Mitchell announced she was leaving the music business in 2002 and hasn't looked back. "My goal as a writer is more to comfort than to disturb," she says, explaining her decision. "Most of the art created in this particular culture is shallow and shocking, and I can't create music for this social climate."
She pauses. In conversation, she is outspoken, funny, self-deprecating and stimulating. But she doesn't find anything funny about the topic at hand. "There's not much room for subtleties today. It's the shallow, flashy heart that grabs the attention; chase scenes, atrocities."
She doesn't have the same opinion of her songs that us fans do. About Both Sides Now she says:
Even after all this time, she doesn't understand all the excitement over the song. "I thought 'Both Sides Now' was a failure, so what do I know?" she says, smiling. "I was not a good judge of my early material; none of it sounded all that good to me. That's why I wanted to keep moving forward."
Certainly the songwriter is going to have a different perspective on a song, but that sounds like she is trying to distance herself from her past, her early years, the years that everyone compares her current songs to. I understand that.

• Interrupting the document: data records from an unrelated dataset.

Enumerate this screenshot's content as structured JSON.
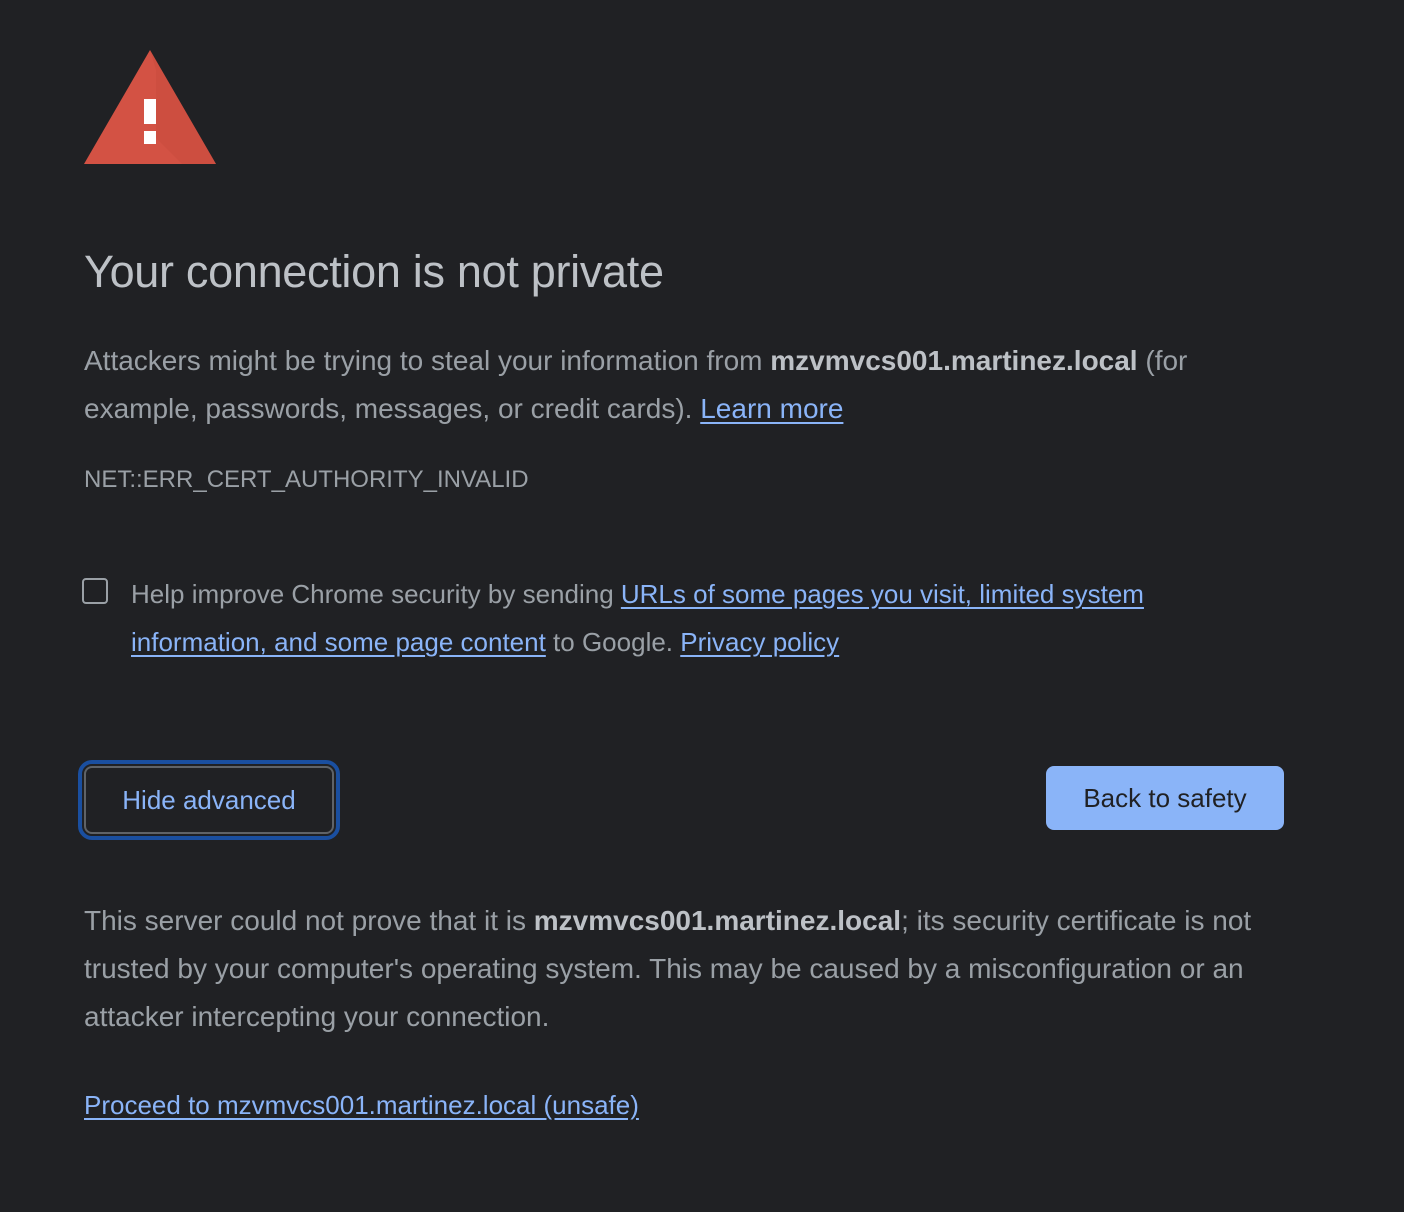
{
  "title": "Your connection is not private",
  "main_message": {
    "before": "Attackers might be trying to steal your information from ",
    "host": "mzvmvcs001.martinez.local",
    "after": " (for example, passwords, messages, or credit cards). ",
    "learn_more": "Learn more"
  },
  "error_code": "NET::ERR_CERT_AUTHORITY_INVALID",
  "optin": {
    "checked": false,
    "before": "Help improve Chrome security by sending ",
    "link_text": "URLs of some pages you visit, limited system information, and some page content",
    "middle": " to Google. ",
    "privacy_link": "Privacy policy"
  },
  "buttons": {
    "hide_advanced": "Hide advanced",
    "back_to_safety": "Back to safety"
  },
  "explanation": {
    "before": "This server could not prove that it is ",
    "host": "mzvmvcs001.martinez.local",
    "after": "; its security certificate is not trusted by your computer's operating system. This may be caused by a misconfiguration or an attacker intercepting your connection."
  },
  "proceed_link": "Proceed to mzvmvcs001.martinez.local (unsafe)",
  "colors": {
    "background": "#202124",
    "text": "#9aa0a6",
    "heading": "#bdc1c6",
    "link": "#8ab4f8",
    "warning_icon": "#d35244",
    "primary_button": "#8ab4f8"
  },
  "icon": "warning-triangle-icon"
}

Mitchell has long bemoaned fans and critics wanting her to "paint A Starry Night again, man" (from Miles of Aisles). On that live album she went into a long story about artists repeating themselves. Certainly her affinity is more for painters than songwriters.

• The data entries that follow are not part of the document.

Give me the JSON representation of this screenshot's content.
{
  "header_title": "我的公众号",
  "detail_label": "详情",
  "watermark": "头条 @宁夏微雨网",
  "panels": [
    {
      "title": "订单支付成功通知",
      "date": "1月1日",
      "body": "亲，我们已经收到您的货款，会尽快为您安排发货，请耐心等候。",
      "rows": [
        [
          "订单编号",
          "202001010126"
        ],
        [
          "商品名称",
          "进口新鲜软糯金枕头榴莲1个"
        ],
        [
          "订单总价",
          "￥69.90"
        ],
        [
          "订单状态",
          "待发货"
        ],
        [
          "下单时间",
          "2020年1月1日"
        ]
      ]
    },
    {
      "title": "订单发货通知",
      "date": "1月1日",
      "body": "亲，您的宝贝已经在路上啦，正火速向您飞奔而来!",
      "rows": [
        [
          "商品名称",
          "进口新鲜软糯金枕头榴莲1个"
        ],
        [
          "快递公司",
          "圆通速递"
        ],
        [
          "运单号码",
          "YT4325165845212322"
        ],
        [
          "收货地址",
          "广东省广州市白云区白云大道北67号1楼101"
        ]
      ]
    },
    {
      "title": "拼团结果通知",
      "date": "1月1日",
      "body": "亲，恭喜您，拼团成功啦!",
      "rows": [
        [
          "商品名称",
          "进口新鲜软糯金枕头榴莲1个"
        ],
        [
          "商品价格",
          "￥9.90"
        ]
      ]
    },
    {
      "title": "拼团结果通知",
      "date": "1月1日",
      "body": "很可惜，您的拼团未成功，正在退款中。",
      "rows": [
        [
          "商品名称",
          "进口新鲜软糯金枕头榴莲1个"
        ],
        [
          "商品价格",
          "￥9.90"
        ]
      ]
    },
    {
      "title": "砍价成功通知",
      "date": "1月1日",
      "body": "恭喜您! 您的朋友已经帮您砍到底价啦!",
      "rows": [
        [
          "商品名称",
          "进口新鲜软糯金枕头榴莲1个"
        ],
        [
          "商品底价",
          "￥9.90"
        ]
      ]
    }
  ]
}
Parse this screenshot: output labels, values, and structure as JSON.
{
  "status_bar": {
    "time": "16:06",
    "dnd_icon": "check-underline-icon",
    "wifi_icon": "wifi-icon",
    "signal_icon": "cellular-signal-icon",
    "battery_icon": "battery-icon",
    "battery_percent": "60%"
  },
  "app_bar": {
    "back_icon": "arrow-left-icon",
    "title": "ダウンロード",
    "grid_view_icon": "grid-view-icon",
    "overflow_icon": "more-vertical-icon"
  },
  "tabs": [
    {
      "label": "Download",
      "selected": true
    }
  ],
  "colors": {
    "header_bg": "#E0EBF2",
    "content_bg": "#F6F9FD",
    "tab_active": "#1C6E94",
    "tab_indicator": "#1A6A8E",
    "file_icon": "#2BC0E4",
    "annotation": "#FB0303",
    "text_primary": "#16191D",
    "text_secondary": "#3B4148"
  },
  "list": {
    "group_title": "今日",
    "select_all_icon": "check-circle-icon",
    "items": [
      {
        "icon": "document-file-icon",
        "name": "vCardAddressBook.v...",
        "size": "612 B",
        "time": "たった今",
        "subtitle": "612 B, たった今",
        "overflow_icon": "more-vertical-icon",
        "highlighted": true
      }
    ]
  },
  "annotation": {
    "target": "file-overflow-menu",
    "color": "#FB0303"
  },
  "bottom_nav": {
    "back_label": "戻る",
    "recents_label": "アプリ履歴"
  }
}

Call her a voracious musician/singer/songwriter. Ani Difranco. Love reading articles like these in business mags.
On an Ani jag these days. Maybe it's the times, the political climate -- the hurricane of accusations, lies, pretense, the fatigue of these days. Dilate is talking for me:
so i'll walk the plank and i'll jump with a smile if i'm gonna go down i'm gonna do it with style and you won't see me surrender you won't hear me confess 'cuz you've left me with nothing but i've worked with less and i learn every room long enough to make it to the door and then i hear it click shut behind me and every key works differently i forget every time and the forgetting defines me that's what defines me
Note to self: Relative newcomer Linda Dickson Kudzu should be on my to-buy list.
I might have heard Eddi Reader as a back up singer but don't remember reading her name on any cd and I am pretty meticulous about that. Her song Lucky Penny from Simple Soul, released in 2001, was sweet but not simple. Her latest release is a cd of Robert Burns poems. In the US, her CDs are available through Compass Records
Just missed it this year, but New Song Festival looks like a great way to find new singer/songwriters. Not all of them are young, not all of them are "new" (as in new to recodrding/playing).
While you're at it, check out the Country Roads Music Festival, also in West Virginia. What a line up!
Heard Enola Gay (from Next)) this morning. Had never heard of Kate McDonnell before. Reminded me first of Dar Williams (as many younger women singer/songwriters do -- isn't that what the critics did to women in the late 1960s and 70s -- everyone was compared to Joan Baes, Joni Mitchell, Judy Collins, etc....) 'cause of some of her phrasing, but her guitar is different.
I look forward to seeing her perform this winter.